Он непрерывно боялся. Перед тем как уйти, долго вглядывался в прорези жалюзи. Вдруг его появления ждут, и как только он выйдет, защелкает фотокамера, уличая его в компрометирующей связи? Заходя ко мне в подъезд, не включал свет, в ресторан пригласил всего лишь раз — на первое свидание...
— Нет, нет и нет! Не надо меня уговаривать! Моя дочь не будет манекенщицей! Это все твое воспитание! — кричал отец маме. — Хватит!!! Я не хочу больше об этом слышать!
— Да ты нормально разговаривать разучился! — вылетела я из своей комнаты. — Привык распоряжения отдавать, аппаратчик несчастный!
Папа руководил главком в Министерстве химической промышленности СССР и мечтал вырастить из дочери нечто стоящее. Сначала он намеревался сделать из меня великую балерину, поэтому в пятилетнем возрасте мама привела меня в Большой театр. Я сопротивлялась и пронзительно кричала: «Не хочу выворачивать руки и ноги!» Тем не менее меня осмотрели, сказали — девочка хорошая. Попросили: «Сделай ручки так». А я делаю наперекосяк. Приговор прозвучал тут же: у нее совершенно нет координации!
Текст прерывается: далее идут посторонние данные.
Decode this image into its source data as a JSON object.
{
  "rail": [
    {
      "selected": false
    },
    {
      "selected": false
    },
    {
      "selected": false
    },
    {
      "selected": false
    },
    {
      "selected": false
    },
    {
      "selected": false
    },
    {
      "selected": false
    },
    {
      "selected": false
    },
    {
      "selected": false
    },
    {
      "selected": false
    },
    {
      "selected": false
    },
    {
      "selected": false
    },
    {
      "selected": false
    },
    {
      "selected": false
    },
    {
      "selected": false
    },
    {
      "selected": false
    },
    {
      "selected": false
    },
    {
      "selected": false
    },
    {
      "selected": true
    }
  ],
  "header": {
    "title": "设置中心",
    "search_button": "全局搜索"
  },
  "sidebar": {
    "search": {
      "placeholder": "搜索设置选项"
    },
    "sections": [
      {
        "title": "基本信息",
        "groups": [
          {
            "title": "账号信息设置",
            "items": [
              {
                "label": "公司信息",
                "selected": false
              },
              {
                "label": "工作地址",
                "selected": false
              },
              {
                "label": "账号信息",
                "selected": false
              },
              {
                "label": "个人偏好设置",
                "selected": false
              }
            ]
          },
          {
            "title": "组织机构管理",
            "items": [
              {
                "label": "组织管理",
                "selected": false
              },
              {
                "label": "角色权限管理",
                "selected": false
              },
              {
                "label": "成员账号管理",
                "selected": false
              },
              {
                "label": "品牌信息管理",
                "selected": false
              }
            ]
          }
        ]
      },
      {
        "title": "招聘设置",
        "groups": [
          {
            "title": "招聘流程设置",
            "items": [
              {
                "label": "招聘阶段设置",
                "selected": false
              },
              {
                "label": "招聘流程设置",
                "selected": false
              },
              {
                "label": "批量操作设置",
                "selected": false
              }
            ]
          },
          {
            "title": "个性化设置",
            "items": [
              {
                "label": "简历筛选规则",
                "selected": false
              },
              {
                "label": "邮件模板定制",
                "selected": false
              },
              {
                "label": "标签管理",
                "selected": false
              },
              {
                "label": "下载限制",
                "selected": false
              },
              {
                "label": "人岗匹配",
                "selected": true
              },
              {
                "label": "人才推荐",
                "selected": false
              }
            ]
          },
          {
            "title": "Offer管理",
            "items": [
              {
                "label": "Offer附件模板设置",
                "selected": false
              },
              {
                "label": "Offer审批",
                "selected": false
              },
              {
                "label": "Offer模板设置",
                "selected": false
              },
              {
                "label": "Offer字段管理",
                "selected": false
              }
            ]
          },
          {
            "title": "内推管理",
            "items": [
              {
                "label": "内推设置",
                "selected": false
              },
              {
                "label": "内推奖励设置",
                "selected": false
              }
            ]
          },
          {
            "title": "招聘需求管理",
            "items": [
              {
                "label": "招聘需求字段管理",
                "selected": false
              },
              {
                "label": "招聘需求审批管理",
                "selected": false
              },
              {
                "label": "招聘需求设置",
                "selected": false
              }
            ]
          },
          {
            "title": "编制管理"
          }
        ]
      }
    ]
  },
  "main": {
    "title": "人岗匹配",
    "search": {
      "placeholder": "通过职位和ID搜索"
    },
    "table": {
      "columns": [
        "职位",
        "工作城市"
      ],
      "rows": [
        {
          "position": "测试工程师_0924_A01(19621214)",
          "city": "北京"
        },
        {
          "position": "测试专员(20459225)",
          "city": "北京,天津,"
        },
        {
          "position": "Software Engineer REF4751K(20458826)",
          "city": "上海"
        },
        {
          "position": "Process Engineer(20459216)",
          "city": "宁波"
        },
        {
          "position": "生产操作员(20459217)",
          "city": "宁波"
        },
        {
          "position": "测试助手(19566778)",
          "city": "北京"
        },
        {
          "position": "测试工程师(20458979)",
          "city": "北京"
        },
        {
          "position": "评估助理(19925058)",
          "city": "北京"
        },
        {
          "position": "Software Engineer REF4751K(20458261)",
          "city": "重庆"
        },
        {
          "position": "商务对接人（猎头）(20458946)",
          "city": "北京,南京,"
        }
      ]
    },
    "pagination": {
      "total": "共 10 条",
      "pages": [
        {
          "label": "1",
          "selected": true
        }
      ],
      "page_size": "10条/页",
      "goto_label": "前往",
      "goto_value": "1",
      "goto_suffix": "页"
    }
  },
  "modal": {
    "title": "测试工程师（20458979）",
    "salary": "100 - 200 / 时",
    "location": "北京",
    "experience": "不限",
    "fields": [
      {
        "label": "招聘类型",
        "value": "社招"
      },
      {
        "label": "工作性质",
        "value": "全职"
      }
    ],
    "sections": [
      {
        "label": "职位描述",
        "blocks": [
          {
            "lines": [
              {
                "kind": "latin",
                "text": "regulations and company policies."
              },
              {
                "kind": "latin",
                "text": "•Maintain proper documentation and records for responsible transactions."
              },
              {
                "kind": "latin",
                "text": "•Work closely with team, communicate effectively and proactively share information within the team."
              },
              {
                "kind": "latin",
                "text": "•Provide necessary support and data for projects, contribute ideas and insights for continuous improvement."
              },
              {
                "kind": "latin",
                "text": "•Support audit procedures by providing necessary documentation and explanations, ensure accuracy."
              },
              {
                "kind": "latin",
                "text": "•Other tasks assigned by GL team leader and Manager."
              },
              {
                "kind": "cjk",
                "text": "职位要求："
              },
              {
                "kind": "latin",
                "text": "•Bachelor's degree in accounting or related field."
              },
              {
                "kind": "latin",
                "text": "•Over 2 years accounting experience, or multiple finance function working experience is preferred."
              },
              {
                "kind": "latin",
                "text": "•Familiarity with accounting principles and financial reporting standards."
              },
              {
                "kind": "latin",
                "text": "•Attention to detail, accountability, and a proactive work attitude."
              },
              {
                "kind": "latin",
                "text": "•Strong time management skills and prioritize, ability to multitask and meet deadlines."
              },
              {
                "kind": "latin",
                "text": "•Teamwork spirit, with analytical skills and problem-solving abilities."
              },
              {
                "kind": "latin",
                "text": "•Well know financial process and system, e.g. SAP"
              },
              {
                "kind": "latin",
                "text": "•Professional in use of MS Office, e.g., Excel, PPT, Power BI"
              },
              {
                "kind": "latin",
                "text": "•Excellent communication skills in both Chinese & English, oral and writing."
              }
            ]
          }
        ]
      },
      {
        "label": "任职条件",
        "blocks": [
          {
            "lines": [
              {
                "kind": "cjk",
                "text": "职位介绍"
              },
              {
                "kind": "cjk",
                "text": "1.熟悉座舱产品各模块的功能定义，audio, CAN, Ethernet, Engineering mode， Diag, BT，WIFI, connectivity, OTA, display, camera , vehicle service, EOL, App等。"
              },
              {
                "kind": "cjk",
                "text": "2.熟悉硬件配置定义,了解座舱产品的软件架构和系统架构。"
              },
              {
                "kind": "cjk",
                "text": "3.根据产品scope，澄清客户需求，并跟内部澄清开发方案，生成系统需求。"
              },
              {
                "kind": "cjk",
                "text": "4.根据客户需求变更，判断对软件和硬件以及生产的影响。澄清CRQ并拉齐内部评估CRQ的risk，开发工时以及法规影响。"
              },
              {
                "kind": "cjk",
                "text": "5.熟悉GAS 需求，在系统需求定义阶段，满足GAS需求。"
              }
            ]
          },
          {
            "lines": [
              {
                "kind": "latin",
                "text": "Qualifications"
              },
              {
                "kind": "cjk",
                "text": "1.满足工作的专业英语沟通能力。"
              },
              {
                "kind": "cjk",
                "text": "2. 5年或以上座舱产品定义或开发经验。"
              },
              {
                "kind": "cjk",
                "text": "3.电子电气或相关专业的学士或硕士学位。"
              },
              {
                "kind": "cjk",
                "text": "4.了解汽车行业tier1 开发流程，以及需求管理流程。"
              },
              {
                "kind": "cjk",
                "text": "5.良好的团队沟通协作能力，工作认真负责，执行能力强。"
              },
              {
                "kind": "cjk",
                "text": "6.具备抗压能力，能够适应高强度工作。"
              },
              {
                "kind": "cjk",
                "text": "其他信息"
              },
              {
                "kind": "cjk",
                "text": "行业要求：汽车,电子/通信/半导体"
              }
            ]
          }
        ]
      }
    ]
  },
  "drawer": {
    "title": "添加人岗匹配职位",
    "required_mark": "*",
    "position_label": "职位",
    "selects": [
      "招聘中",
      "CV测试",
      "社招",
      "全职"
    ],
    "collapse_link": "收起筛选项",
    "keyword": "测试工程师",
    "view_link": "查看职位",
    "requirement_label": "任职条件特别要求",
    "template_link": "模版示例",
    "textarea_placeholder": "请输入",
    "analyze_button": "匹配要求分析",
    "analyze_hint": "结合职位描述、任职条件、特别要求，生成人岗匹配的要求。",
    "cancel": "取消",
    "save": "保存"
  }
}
Пришли домой, папа возмущается: чтобы его ребенка — и не взяли?!
— Сказали, нет координации, — отвечает мама.
— Что?! Наташенька, подойди сюда.
Дома я сделала все как надо.
— Ах вот оно что! Она просто не хочет заниматься балетом!
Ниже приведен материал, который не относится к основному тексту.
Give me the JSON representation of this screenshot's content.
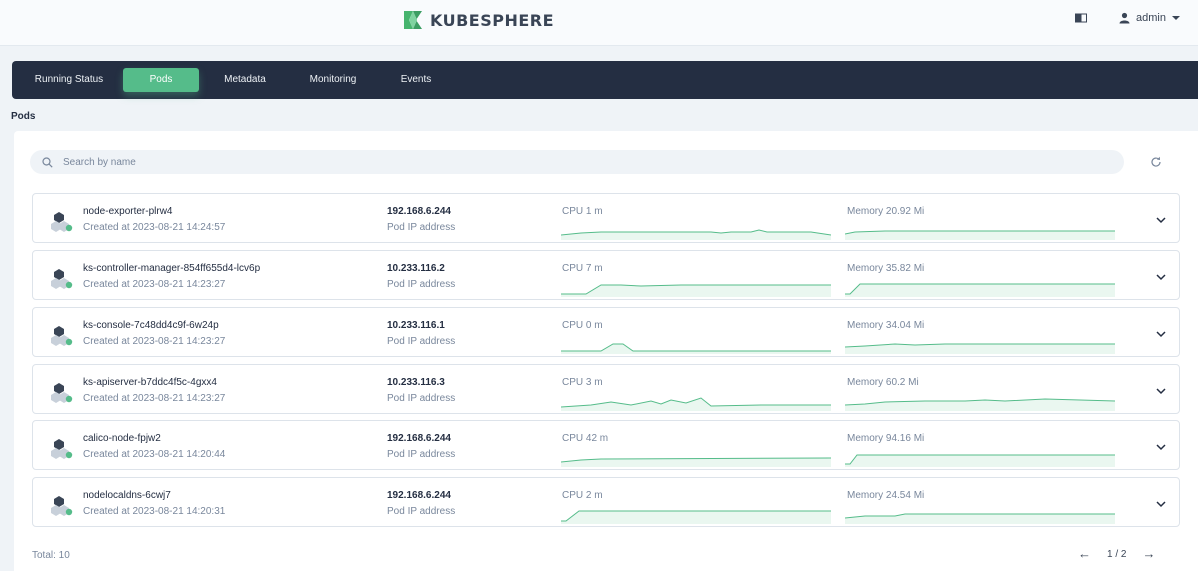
{
  "header": {
    "brand": "KUBESPHERE",
    "user": "admin"
  },
  "tabs": [
    {
      "label": "Running Status"
    },
    {
      "label": "Pods"
    },
    {
      "label": "Metadata"
    },
    {
      "label": "Monitoring"
    },
    {
      "label": "Events"
    }
  ],
  "section_title": "Pods",
  "search": {
    "placeholder": "Search by name"
  },
  "pods": [
    {
      "name": "node-exporter-plrw4",
      "created": "Created at 2023-08-21 14:24:57",
      "ip": "192.168.6.244",
      "ip_label": "Pod IP address",
      "cpu": "CPU 1 m",
      "memory": "Memory 20.92 Mi"
    },
    {
      "name": "ks-controller-manager-854ff655d4-lcv6p",
      "created": "Created at 2023-08-21 14:23:27",
      "ip": "10.233.116.2",
      "ip_label": "Pod IP address",
      "cpu": "CPU 7 m",
      "memory": "Memory 35.82 Mi"
    },
    {
      "name": "ks-console-7c48dd4c9f-6w24p",
      "created": "Created at 2023-08-21 14:23:27",
      "ip": "10.233.116.1",
      "ip_label": "Pod IP address",
      "cpu": "CPU 0 m",
      "memory": "Memory 34.04 Mi"
    },
    {
      "name": "ks-apiserver-b7ddc4f5c-4gxx4",
      "created": "Created at 2023-08-21 14:23:27",
      "ip": "10.233.116.3",
      "ip_label": "Pod IP address",
      "cpu": "CPU 3 m",
      "memory": "Memory 60.2 Mi"
    },
    {
      "name": "calico-node-fpjw2",
      "created": "Created at 2023-08-21 14:20:44",
      "ip": "192.168.6.244",
      "ip_label": "Pod IP address",
      "cpu": "CPU 42 m",
      "memory": "Memory 94.16 Mi"
    },
    {
      "name": "nodelocaldns-6cwj7",
      "created": "Created at 2023-08-21 14:20:31",
      "ip": "192.168.6.244",
      "ip_label": "Pod IP address",
      "cpu": "CPU 2 m",
      "memory": "Memory 24.54 Mi"
    }
  ],
  "footer": {
    "total": "Total: 10",
    "page": "1 / 2"
  },
  "colors": {
    "accent": "#55bc8a",
    "nav_bg": "#242e42",
    "page_bg": "#eff3f7"
  },
  "icons": {
    "brand": "kubesphere-logo-icon",
    "layout": "layout-toggle-icon",
    "user": "user-icon",
    "caret": "caret-down-icon",
    "search": "search-icon",
    "refresh": "refresh-icon",
    "pod": "pod-icon",
    "expand": "chevron-down-icon",
    "prev": "arrow-left-icon",
    "next": "arrow-right-icon"
  }
}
Тогда меня записали в секцию фигурного катания. Закрытых стадионов раньше не было, занятия проходили на открытом катке. А мне всю жизнь холодно. Я сделаю «восьмерку» (причем другие дети мучаются, а у меня сразу получается) и говорю: «Замерзла, устала, кушать хочу!» Ела я всегда плохо, но тут аппетит прорезался отменный. Вместо того чтобы кататься, шла за пирожками в теплушку. Съем два и опять за свое: «Я устала!»
Единственное, что нравилось в фигурном катании, — носить коньки через плечо. «Девочка способная, — сказали маме, — но ленивая до потери пульса». Пришлось забрать меня с катка.
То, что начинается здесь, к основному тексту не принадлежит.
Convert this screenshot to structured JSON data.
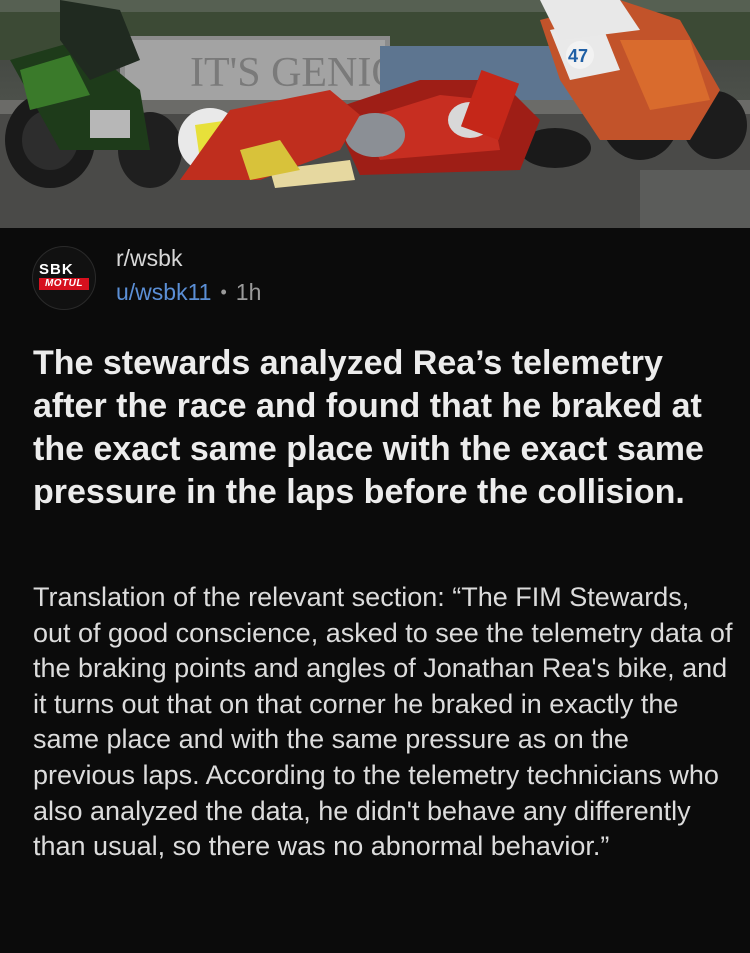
{
  "hero": {
    "banner_text": "IT'S GENIO",
    "bike_number": "47"
  },
  "post": {
    "avatar": {
      "sbk_text": "SBK",
      "motul_text": "MOTUL"
    },
    "subreddit": "r/wsbk",
    "username": "u/wsbk11",
    "separator": "•",
    "age": "1h",
    "title": "The stewards analyzed Rea’s telemetry after the race and found that he braked at the exact same place with the exact same pressure in the laps before the collision.",
    "body": "Translation of the relevant section: “The FIM Stewards, out of good conscience, asked to see the telemetry data of the braking points and angles of Jonathan Rea's bike, and it turns out that on that corner he braked in exactly the same place and with the same pressure as on the previous laps. According to the telemetry technicians who also analyzed the data, he didn't behave any differently than usual, so there was no abnormal behavior.”"
  }
}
Определили в секцию спортивной гимнастики. Коронным моим номером был прыжок через коня, при соскоке стояла как вкопанная. Бревна я боялась, а остальные снаряды просто не интересовали. Пришлось поставить крест и на гимнастике. На этом амбиции родителей закончились. У меня же их никогда и не было.
Друзей я заводила тоже без учета статуса семьи. Родители их не подбирали, но всегда были рядом — на случай, если вдруг что-то пойдет не так. Общалась и с детьми высокопоставленных ответственных работников, и с хулиганами. Я была в пятом классе, когда в меня влюбился Голубев из седьмого, наводивший трепет и ужас на весь район. С таким покровителем могла без страха гулять хоть среди ночи. Потом он угодил в колонию для несовершеннолетних, и я получала письма, сложенные треугольниками. Кстати, у меня до сих пор осталась страсть к сленгу. Почти в каждой моей поэтической книжке есть стихотворение о блатном мире, хотя из всех его представителей была знакома только с Голубевым. И то неизвестно, чем он закончил, весьма возможно, сейчас уважаемый и состоятельный человек — таких примеров не счесть.